Us libertarians showed 'em, though:
Or the decades it took for the NAACP et. al. to get America to the point where we could even have a civil rights movement.
How'd them liberals feel when the Invisible Hand wrote Brown vs. Board of Education and the Civil Rights Act? Pretty darned foolish, that's what!

What any of this has to do with what Klein and Beutler wrote is hard to figure. They seem to be saying that it's hard to gain much these days with old-fashioned protest tactics such as marches. At the end of her lecture, McArdle does appear to relate to their arguments:
The narrative where you pour out of the classroom, tell everyone how wrong they are, and sit back and wait for magic social change is a fantasy cooked up by the Baby Boomers. Who, by the way, destroyed the effectiveness of protest by creating a protest culture which emphasized alienation from, rather than solidarity with, the larger culture.
In other words, she agrees that old-school protest is pretty weak, but thinks Klein and Beutler are forgetting the real problem: fogeys even fogeyer than Megan McArdle.

Funny, from her writing I thought she was about 19.

UPDATE. McArdle responds to Beutler:
I *do* think that protest has become less effective, but that's largely because protest only was effective when the protesters dressed and acted like solidly middle class members of the larger society. The shiite protesters I watched at the Saudi embassy the other day understood that--*they* were all in suits. But most protests today involve a substantial number of protesters whose idea of dressing for the protest involves shining their Che tattoos. The message this sends is: this is an issue that fringe nut jobs care about.
Presumably she's okay with Billionaires for Bush.
CREDIT WHERE CREDIT IS DUE. The Wall Street Journal and Jonah Goldberg mourn the anniversary of Robert Bork's rejection as a Supreme Court nominee. Among the non-participants: Glenn Harlan Reynolds --
...I also think that Bork was an unsuitable nominee who deserved to be rejected. And I say this as someone who is, in fact, more of an originalist than Bork, whose originalism was of a rather dubious and frequently uninformed nature. This is given away in a passage of [Journal writer] McDowell's, where he writes:
In his sober constitutional jurisprudence there was no room for any airy talk about a general right of privacy, allegedly unwritten constitutions, vague notions of unenumerated rights, or what the progressive Justice Black once derided as "any mysterious and uncertain natural law concept." For Mr. Bork, the framers said what they meant, and meant what they said.
Well, actually, here's what the Framers said about unenumerated rights:
The enumeration in the Constitution, of certain rights, shall not be construed to deny or disparage others retained by the people.
Denying and disparaging is pretty much what Bork did, especially with his famous characterization of the ninth amendment as an "inkblot."
I'm not a big fan of the Ole Perfesser, but I think that was well-said.
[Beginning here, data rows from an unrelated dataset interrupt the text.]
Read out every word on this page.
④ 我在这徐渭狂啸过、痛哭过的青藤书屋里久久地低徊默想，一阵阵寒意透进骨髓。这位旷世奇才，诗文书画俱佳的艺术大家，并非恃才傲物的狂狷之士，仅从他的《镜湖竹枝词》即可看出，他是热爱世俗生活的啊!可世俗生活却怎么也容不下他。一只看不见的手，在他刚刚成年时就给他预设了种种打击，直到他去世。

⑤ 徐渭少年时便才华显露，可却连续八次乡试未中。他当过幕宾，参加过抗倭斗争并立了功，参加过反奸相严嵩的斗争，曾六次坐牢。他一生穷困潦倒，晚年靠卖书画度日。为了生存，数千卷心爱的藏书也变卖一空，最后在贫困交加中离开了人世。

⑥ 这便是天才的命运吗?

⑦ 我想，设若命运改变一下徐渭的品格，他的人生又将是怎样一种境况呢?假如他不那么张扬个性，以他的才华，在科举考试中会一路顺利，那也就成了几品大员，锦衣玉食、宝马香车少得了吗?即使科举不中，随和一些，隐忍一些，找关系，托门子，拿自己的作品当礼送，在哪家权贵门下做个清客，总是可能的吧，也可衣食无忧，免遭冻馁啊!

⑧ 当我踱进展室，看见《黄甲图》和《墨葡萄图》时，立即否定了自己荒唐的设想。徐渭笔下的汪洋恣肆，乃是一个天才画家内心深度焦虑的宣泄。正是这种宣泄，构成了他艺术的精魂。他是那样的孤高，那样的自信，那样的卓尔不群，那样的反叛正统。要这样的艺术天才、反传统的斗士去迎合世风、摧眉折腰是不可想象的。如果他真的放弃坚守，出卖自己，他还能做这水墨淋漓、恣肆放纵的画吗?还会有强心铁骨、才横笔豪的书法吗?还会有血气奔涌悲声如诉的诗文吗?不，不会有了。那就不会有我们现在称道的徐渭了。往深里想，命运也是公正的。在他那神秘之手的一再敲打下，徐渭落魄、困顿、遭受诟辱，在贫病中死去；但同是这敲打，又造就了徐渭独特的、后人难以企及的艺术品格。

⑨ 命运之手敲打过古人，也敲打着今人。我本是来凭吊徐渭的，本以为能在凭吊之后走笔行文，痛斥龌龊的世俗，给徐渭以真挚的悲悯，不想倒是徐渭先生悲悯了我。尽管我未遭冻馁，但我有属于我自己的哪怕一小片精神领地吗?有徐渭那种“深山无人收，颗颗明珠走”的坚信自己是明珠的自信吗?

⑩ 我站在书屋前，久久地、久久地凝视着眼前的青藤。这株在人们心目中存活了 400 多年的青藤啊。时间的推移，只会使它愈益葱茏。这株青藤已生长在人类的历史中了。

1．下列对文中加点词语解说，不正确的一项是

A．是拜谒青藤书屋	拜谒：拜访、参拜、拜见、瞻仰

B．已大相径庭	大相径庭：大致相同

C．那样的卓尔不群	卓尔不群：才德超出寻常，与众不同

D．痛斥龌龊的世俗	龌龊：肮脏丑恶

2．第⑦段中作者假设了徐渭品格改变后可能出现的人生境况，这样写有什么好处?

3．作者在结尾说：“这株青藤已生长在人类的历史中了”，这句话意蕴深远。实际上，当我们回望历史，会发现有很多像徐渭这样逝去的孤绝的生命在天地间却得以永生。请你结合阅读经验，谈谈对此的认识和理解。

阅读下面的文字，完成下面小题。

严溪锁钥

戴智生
In case you think Bork might have mellowed over the years, here's something he wrote in 2005:
Contrast Tocqueville with Justices Harry Blackmun and Anthony Kennedy. Justice Blackmun wanted to create a constitutional right to homosexual sodomy because of the asserted " 'moral fact' that a person belongs to himself and not others nor to society as a whole." Justice Kennedy, writing for six justices, did invent that right, declaring that "at the heart of [constitutional] liberty is the right to define one's own concept of existence, of meaning, of the universe, and of the mystery of human life." Neither of these vaporings has the remotest basis in the actual Constitution, and neither has any definable meaning other than that a common morality may not be sustained by law if a majority of justices prefer that each individual follow his own desires.
In the words of another commentator whom I have quoted with approval but infrequently: Ngnnngnnyahh. Remind me to buy Ted Kennedy a drink.